Genau dieses Verhalten ist politisch, juristisch und auch ökonomisch wirklich schlimm und untragbar. Die richtigen Wertungen werden wir anlässlich des Berichts des Untersuchungsausschusses hier nochmals vorstellen, aber das Fazit ist wirklich dramatisch und lautet: Die können es nicht.

(Beifall bei der SPD und der LINKEN)

Vielen Dank, Kollege Schmitt.

Ich sage das jetzt nicht zu Herrn Schmitt, sondern zu den drei Vorrednern, die ihre Redezeit sehr großzügig ausgenutzt haben: Ich wäre froh, wenn wir uns darauf verständigen könnten, wieder etwas enger an den Vorgaben zu bleiben. Ansonsten müsste ich das anderweitig durchsetzen.

(Zuruf des Abg. Günter Rudolph (SPD))

Herr Kollege Bellino, Sie haben als Nächster das Wort und führen uns jetzt sicher vor, dass man da mit zehn Minuten auskommen kann.

Herr Präsident, meine sehr geehrten Damen und Herren! Der Ministerpräsident wurde mehrfach angesprochen. Es wurde zunächst einmal kritisch hinterfragt, warum er nicht da ist. Ich darf darauf hinweisen, dass er entschuldigt ist. Frau Kollegin Wissler, der vietnamesische Staatspräsident ist im Hause, und deshalb hat auch der Ministerpräsident dort seine Aufgaben wahrzunehmen.

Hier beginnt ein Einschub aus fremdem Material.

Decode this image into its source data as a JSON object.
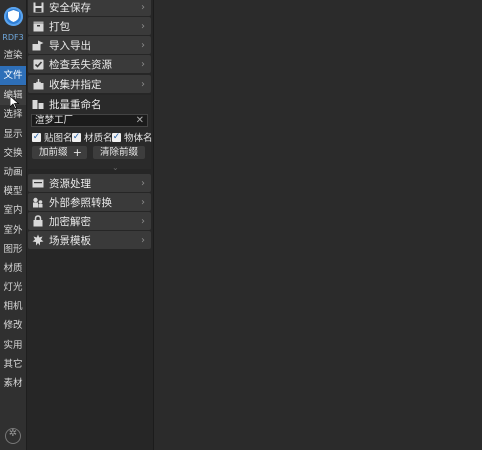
{
  "brand": "RDF3",
  "tabs": [
    "渲染",
    "文件",
    "编辑",
    "选择",
    "显示",
    "交换",
    "动画",
    "模型",
    "室内",
    "室外",
    "图形",
    "材质",
    "灯光",
    "相机",
    "修改",
    "实用",
    "其它",
    "素材"
  ],
  "active_tab": "文件",
  "sections_top": [
    {
      "label": "安全保存",
      "icon": "save-icon"
    },
    {
      "label": "打包",
      "icon": "package-icon"
    },
    {
      "label": "导入导出",
      "icon": "import-export-icon"
    },
    {
      "label": "检查丢失资源",
      "icon": "check-icon"
    },
    {
      "label": "收集并指定",
      "icon": "collect-icon"
    }
  ],
  "batch_rename": {
    "title": "批量重命名",
    "input_value": "渲梦工厂",
    "checkboxes": [
      {
        "label": "贴图名",
        "checked": true
      },
      {
        "label": "材质名",
        "checked": true
      },
      {
        "label": "物体名",
        "checked": true
      }
    ],
    "add_prefix": "加前缀",
    "clear_prefix": "清除前缀"
  },
  "sections_bottom": [
    {
      "label": "资源处理",
      "icon": "resource-icon"
    },
    {
      "label": "外部参照转换",
      "icon": "xref-icon"
    },
    {
      "label": "加密解密",
      "icon": "lock-icon"
    },
    {
      "label": "场景模板",
      "icon": "template-icon"
    }
  ]
}
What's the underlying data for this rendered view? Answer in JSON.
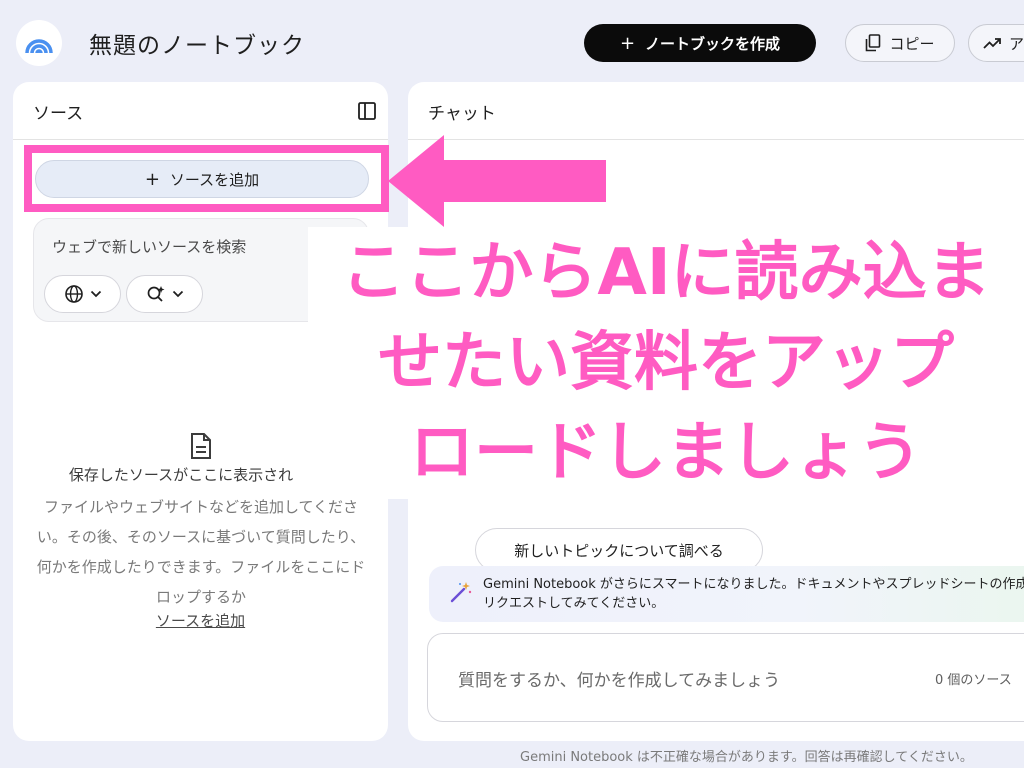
{
  "header": {
    "notebook_title": "無題のノートブック",
    "create_button": "ノートブックを作成",
    "copy_button": "コピー",
    "analyze_button": "ア"
  },
  "sources_panel": {
    "title": "ソース",
    "add_source_button": "ソースを追加",
    "search_placeholder": "ウェブで新しいソースを検索",
    "empty_title": "保存したソースがここに表示され",
    "empty_body": "ファイルやウェブサイトなどを追加してください。その後、そのソースに基づいて質問したり、何かを作成したりできます。ファイルをここにドロップするか",
    "empty_link": "ソースを追加"
  },
  "chat_panel": {
    "title": "チャット",
    "topic_chip": "新しいトピックについて調べる",
    "promo_text": "Gemini Notebook がさらにスマートになりました。ドキュメントやスプレッドシートの作成をリクエストしてみてください。",
    "input_placeholder": "質問をするか、何かを作成してみましょう",
    "source_count": "0 個のソース"
  },
  "footer": {
    "disclaimer": "Gemini Notebook は不正確な場合があります。回答は再確認してください。"
  },
  "annotation": {
    "line1": "ここからAIに読み込ま",
    "line2": "せたい資料をアップ",
    "line3": "ロードしましょう",
    "color": "#ff5bc2"
  }
}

(Günter Rudolph (SPD): Dann hätte man auch die Fraktionen einladen können! Das gehört zum Stil dieses Hauses! – Zuruf der Abg. Janine Wissler (DIE LINKE))

Wenn wir im Ablauf der Tagesordnung schneller gewesen wären, hätten wir auch mit Sicherheit mit ihm hier rechnen können.

Aber was bedeutsamer ist: Er habe sich nicht geäußert. – Meine sehr geehrten Damen und Herren, der Ministerpräsident äußert sich oft, und er äußert sich immer richtig und klug. Dort, wo es hingehört, nämlich im Untersuchungsausschuss, hat er auch Rede und Antwort gestanden

(Thorsten Schäfer-Gümbel (SPD): Brauchen Sie ein Taschentuch?)